Every year Sarah and her friends get together for an adrenalin-pumping weekend of adventure. Whitewater rafting, rock climbing – the kind of things a lot of us would like to do, if we had the courage. They aren’t Amazons, just ordinary women, but they face their fears, plan for emergencies, and tackle their adventures with the utmost professionalism.

But this year, things are different. Sarah’s husband and daughter were killed in a car crash a year ago, right after the ladies’ last trip. It’s been a hard year for Sarah, but her friend Juno hopes that their next excursion will help Sarah and the rest of their friends reforge their bond and move forward with their lives. So she takes them caving in the Appalachian Mountains.

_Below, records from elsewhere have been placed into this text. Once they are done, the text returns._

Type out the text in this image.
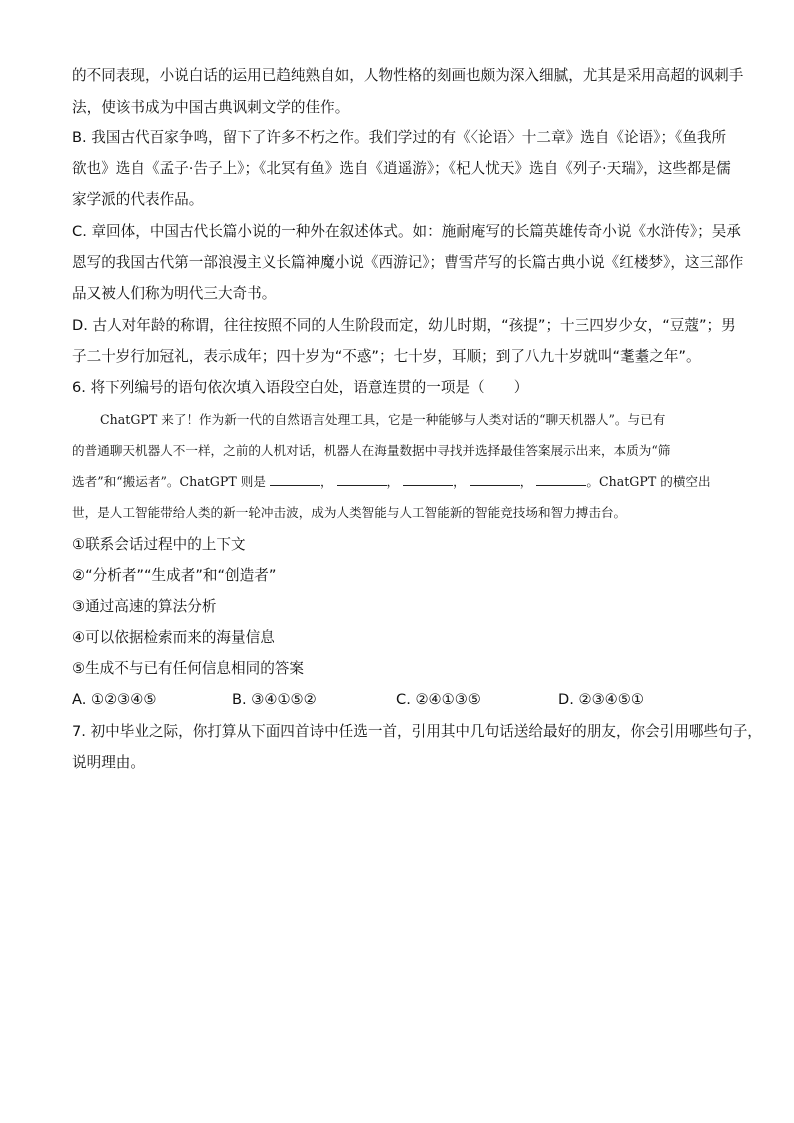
的不同表现，小说白话的运用已趋纯熟自如，人物性格的刻画也颇为深入细腻，尤其是采用高超的讽刺手
法，使该书成为中国古典讽刺文学的佳作。
B. 我国古代百家争鸣，留下了许多不朽之作。我们学过的有《〈论语〉十二章》选自《论语》；《鱼我所
欲也》选自《孟子·告子上》；《北冥有鱼》选自《逍遥游》；《杞人忧天》选自《列子·天瑞》，这些都是儒
家学派的代表作品。
C. 章回体，中国古代长篇小说的一种外在叙述体式。如：施耐庵写的长篇英雄传奇小说《水浒传》；吴承
恩写的我国古代第一部浪漫主义长篇神魔小说《西游记》；曹雪芹写的长篇古典小说《红楼梦》，这三部作
品又被人们称为明代三大奇书。
D. 古人对年龄的称谓，往往按照不同的人生阶段而定，幼儿时期，“孩提”；十三四岁少女，“豆蔻”；男
子二十岁行加冠礼，表示成年；四十岁为“不惑”；七十岁，耳顺；到了八九十岁就叫“耄耋之年”。
6. 将下列编号的语句依次填入语段空白处，语意连贯的一项是（　　）
ChatGPT 来了！作为新一代的自然语言处理工具，它是一种能够与人类对话的“聊天机器人”。与已有
的普通聊天机器人不一样，之前的人机对话，机器人在海量数据中寻找并选择最佳答案展示出来，本质为“筛
选者”和“搬运者”。ChatGPT 则是	，	，	，	，	。ChatGPT 的横空出
世，是人工智能带给人类的新一轮冲击波，成为人类智能与人工智能新的智能竞技场和智力搏击台。
①联系会话过程中的上下文
②“分析者”“生成者”和“创造者”
③通过高速的算法分析
④可以依据检索而来的海量信息
⑤生成不与已有任何信息相同的答案
A. ①②③④⑤	B. ③④①⑤②	C. ②④①③⑤	D. ②③④⑤①
7. 初中毕业之际，你打算从下面四首诗中任选一首，引用其中几句话送给最好的朋友，你会引用哪些句子，
说明理由。
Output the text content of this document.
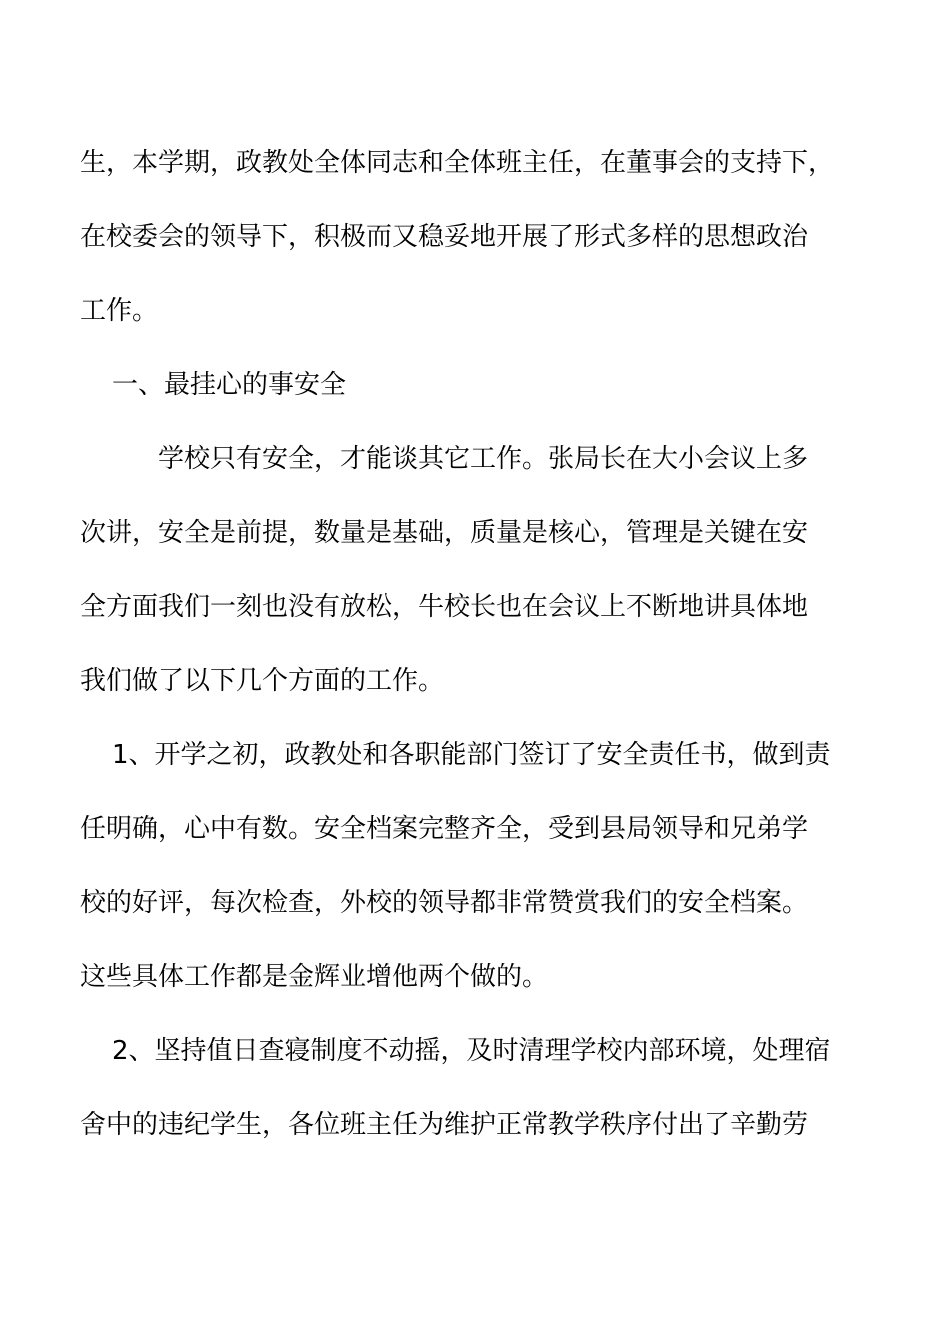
生，本学期，政教处全体同志和全体班主任，在董事会的支持下，
在校委会的领导下，积极而又稳妥地开展了形式多样的思想政治
工作。
一、最挂心的事安全
学校只有安全，才能谈其它工作。张局长在大小会议上多
次讲，安全是前提，数量是基础，质量是核心，管理是关键在安
全方面我们一刻也没有放松，牛校长也在会议上不断地讲具体地
我们做了以下几个方面的工作。
1、开学之初，政教处和各职能部门签订了安全责任书，做到责
任明确，心中有数。安全档案完整齐全，受到县局领导和兄弟学
校的好评，每次检查，外校的领导都非常赞赏我们的安全档案。
这些具体工作都是金辉业增他两个做的。
2、坚持值日查寝制度不动摇，及时清理学校内部环境，处理宿
舍中的违纪学生，各位班主任为维护正常教学秩序付出了辛勤劳
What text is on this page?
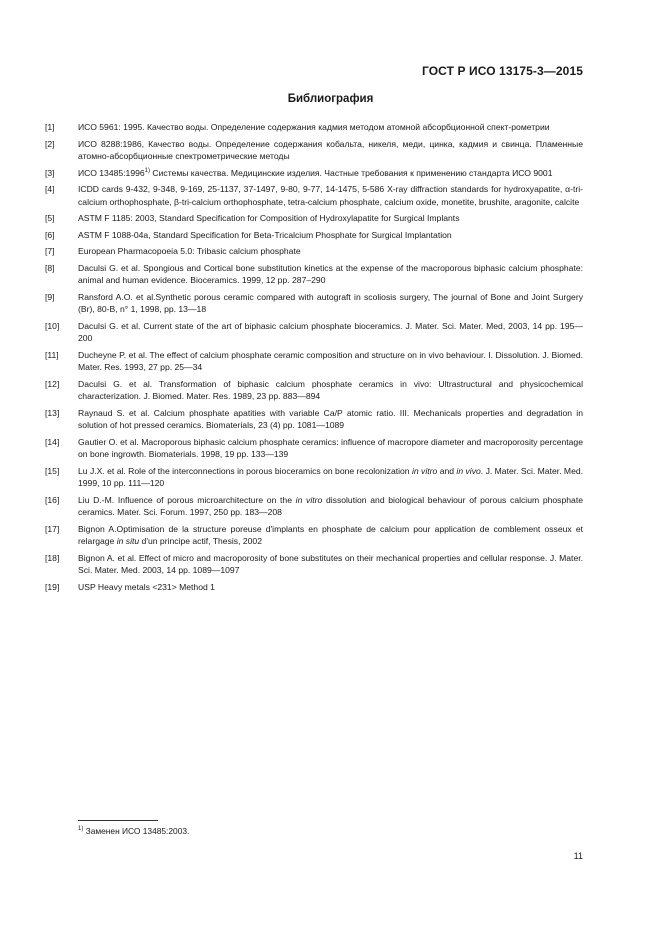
ГОСТ Р ИСО 13175-3—2015
Библиография
[1]	ИСО 5961: 1995. Качество воды. Определение содержания кадмия методом атомной абсорбционной спект-рометрии
[2]	ИСО 8288:1986, Качество воды. Определение содержания кобальта, никеля, меди, цинка, кадмия и свинца. Пламенные атомно-абсорбционные спектрометрические методы
[3]	ИСО 13485:1996$^{1)}$ Системы качества. Медицинские изделия. Частные требования к применению стандарта ИСО 9001
[4]	ICDD cards 9-432, 9-348, 9-169, 25-1137, 37-1497, 9-80, 9-77, 14-1475, 5-586 X-ray diffraction standards for hydroxyapatite, α-tri-calcium orthophosphate, β-tri-calcium orthophosphate, tetra-calcium phosphate, calcium oxide, monetite, brushite, aragonite, calcite
[5]	ASTM F 1185: 2003, Standard Specification for Composition of Hydroxylapatite for Surgical Implants
[6]	ASTM F 1088-04a, Standard Specification for Beta-Tricalcium Phosphate for Surgical Implantation
[7]	European Pharmacopoeia 5.0: Tribasic calcium phosphate
[8]	Daculsi G. et al. Spongious and Cortical bone substitution kinetics at the expense of the macroporous biphasic calcium phosphate: animal and human evidence. Bioceramics. 1999, 12 pp. 287–290
[9]	Ransford A.O. et al.Synthetic porous ceramic compared with autograft in scoliosis surgery, The journal of Bone and Joint Surgery (Br), 80-B, n° 1, 1998, pp. 13—18
[10]	Daculsi G. et al. Current state of the art of biphasic calcium phosphate bioceramics. J. Mater. Sci. Mater. Med, 2003, 14 pp. 195—200
[11]	Ducheyne P. et al. The effect of calcium phosphate ceramic composition and structure on in vivo behaviour. I. Dissolution. J. Biomed. Mater. Res. 1993, 27 pp. 25—34
[12]	Daculsi G. et al. Transformation of biphasic calcium phosphate ceramics in vivo: Ultrastructural and physicochemical characterization. J. Biomed. Mater. Res. 1989, 23 pp. 883—894
[13]	Raynaud S. et al. Calcium phosphate apatities with variable Ca/P atomic ratio. III. Mechanicals properties and degradation in solution of hot pressed ceramics. Biomaterials, 23 (4) pp. 1081—1089
[14]	Gautier O. et al. Macroporous biphasic calcium phosphate ceramics: influence of macropore diameter and macroporosity percentage on bone ingrowth. Biomaterials. 1998, 19 pp. 133—139
[15]	Lu J.X. et al. Role of the interconnections in porous bioceramics on bone recolonization in vitro and in vivo. J. Mater. Sci. Mater. Med. 1999, 10 pp. 111—120
[16]	Liu D.-M. Influence of porous microarchitecture on the in vitro dissolution and biological behaviour of porous calcium phosphate ceramics. Mater. Sci. Forum. 1997, 250 pp. 183—208
[17]	Bignon A.Optimisation de la structure poreuse d'implants en phosphate de calcium pour application de comblement osseux et relargage in situ d'un principe actif, Thesis, 2002
[18]	Bignon A. et al. Effect of micro and macroporosity of bone substitutes on their mechanical properties and cellular response. J. Mater. Sci. Mater. Med. 2003, 14 pp. 1089—1097
[19]	USP Heavy metals <231> Method 1
$^{1)}$ Заменен ИСО 13485:2003.
11
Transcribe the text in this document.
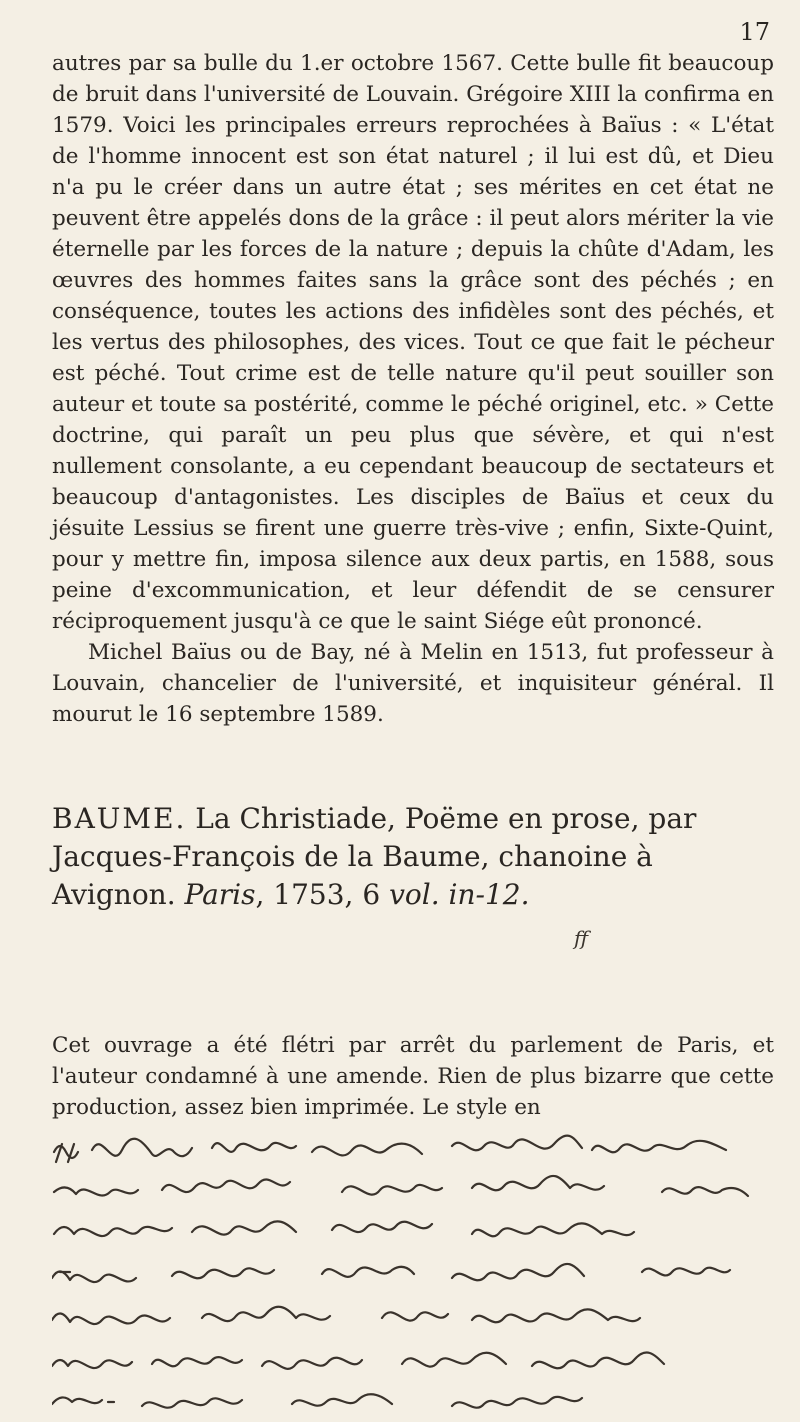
17

autres par sa bulle du 1.er octobre 1567. Cette bulle fit beaucoup de bruit dans l'université de Louvain. Grégoire XIII la confirma en 1579. Voici les principales erreurs reprochées à Baïus : « L'état de l'homme innocent est son état naturel ; il lui est dû, et Dieu n'a pu le créer dans un autre état ; ses mérites en cet état ne peuvent être appelés dons de la grâce : il peut alors mériter la vie éternelle par les forces de la nature ; depuis la chûte d'Adam, les œuvres des hommes faites sans la grâce sont des péchés ; en conséquence, toutes les actions des infidèles sont des péchés, et les vertus des philosophes, des vices. Tout ce que fait le pécheur est péché. Tout crime est de telle nature qu'il peut souiller son auteur et toute sa postérité, comme le péché originel, etc. » Cette doctrine, qui paraît un peu plus que sévère, et qui n'est nullement consolante, a eu cependant beaucoup de sectateurs et beaucoup d'antagonistes. Les disciples de Baïus et ceux du jésuite Lessius se firent une guerre très-vive ; enfin, Sixte-Quint, pour y mettre fin, imposa silence aux deux partis, en 1588, sous peine d'excommunication, et leur défendit de se censurer réciproquement jusqu'à ce que le saint Siége eût prononcé.

Michel Baïus ou de Bay, né à Melin en 1513, fut professeur à Louvain, chancelier de l'université, et inquisiteur général. Il mourut le 16 septembre 1589.

BAUME. La Christiade, Poëme en prose, par Jacques-François de la Baume, chanoine à Avignon. Paris, 1753, 6 vol. in-12.
ff
Cet ouvrage a été flétri par arrêt du parlement de Paris, et l'auteur condamné à une amende. Rien de plus bizarre que cette production, assez bien imprimée. Le style en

It ought to be an easy outing. The cave is rated for beginners, they have all the equipment they need, and they all know what they’re doing. But Sarah is finding it hard to recover her courage. She keeps having visions of her daughter, and freezing at the worst possible moments. And it gets worse. A cave-in cuts them off from the entrance, and nothing is right about this “beginners’ cave”. Before long they realize that they’re in a cave that’s never been explored...

At least, not by humans.

CHICKS WITH PICKS

This is one of my favourite horror movies from the last few years. Yes, 28 Days Later rocked my world, Slither was cute and had Mal Reynolds in it, and my love for Bubba Ho-Tep is a matter of record. I’ll even go to bat for Saw, Cabin Fever and the Dawn of the Dead remake. But you know what? The Descent outscares every one of them. Writer/Director Neil Marshall makes brutally efficient use of several of our worst fears and taboos, but there’s more to this movie than simply picking the right panic buttons. Marshall spends the entire first hour of the movie setting up the characters and getting us into the mood, lowering us into this pit of fear so slowly and effectively that we identify perfectly with the characters. Beyond the writing, the technical side of the movie is perfectly tuned to produce an intense claustrophobia and feelings of helplessness and uncertainty. For the whole first half of the women’s descent into the cavern, we see only what they see, a vastness of impenetrable darkness lit only by feeble headlamps and the occasional flickering glow of a flare.

47 minutes into the movie, we have the Descent’s first “what the fuck was that?” moment, and by this time we are so ready for it, it’s completely believable and very, very creepy. Another five agonizing minutes pass before Sarah sees the WTFWT?, and by now both she and the audience are about to wet their pants. Another few minutes go by, and all hell breaks loose. And then...

Well, I’ll be honest with you. After that it’s a bug hunt. The monsters are creepy, but it kind of feels like Marshall decided he’d played with us long enough, couldn’t maintain the suspense any longer and so decided to pile on gore so excessively nobody would notice its absence. The second half of the movie is extremely gory. It’s also filmed in a whole different style. The claustrophobic lighting is gone, replaced by mock torchlight that somehow just manages to illuminate all the action. The slow, dread-inducing pace is switched for sped-up chase and attack sequences very similar to the ones in 28 Days Later and a dozen other recent horror-SF-action hybrids. And, while Marshall still has a few surprises and twists up his sleeve that keep the second act entertaining and even relatively tense, it’s not quite as scary as the first act promised it would be.

Adding to the problems, Marshall’s monsters are one trick ponies whose gimmick is not only totally unrealistic, but very much overplayed long before the end of the movie.

But don’t get me wrong, the second half of the movie is still plenty scary. It’s a bug hunt, and after fifty years of Hollywood’s love affair with monster movies it’s damn hard to make a bug hunt stand out from the crowd, but this is still a nicely done bug hunt. Thankfully, Marshall knows that good horror doesn’t rely on monsters alone, but on human emotion and internal conflict, so aside from the creepy-crawlies there’s a whole second plot running through the movie that keeps the intensity up, leading to a climax that’s like a shot in the gut.

Highly recommended for anyone who can stand high levels of gore and badly drawn woolly rhinoceroses. Not a good movie for claustrophobics...

    TRIVIAL PURSUITS:
  • The American theatrical version of the movie was horrifying enough, but what the rest of the world saw, and what you get on the American unrated DVD, is an ending roughly a minute longer and three times scarier.
  • The “Blue Harvest” in-house name for the movie was “Chicks With Picks”.
  • In order to get the best reaction from the actresses, Marshall told them they couldn’t see the monsters until they actually started filming their first confrontation scene – and then he snuck them on stage during what the women thought was just another cave exploring segment. As you can see in the movie, it worked nicely.
  • As you might guess from the above, the monsters are not CGI, but real, live actors. It’s possible there was some kind of makeup involved. On the other hand, the cave is totally fake, and the “Appalachian Mountains” are Scotland – which I think is a nice reversal of how it usually works in the movies.
  • There is a sequel in the works, tentatively called “De2cent”. Marshall will be involved somehow, but isn’t writing or directing. No one knows whether the sequel will be based on the American or British ending of the first film.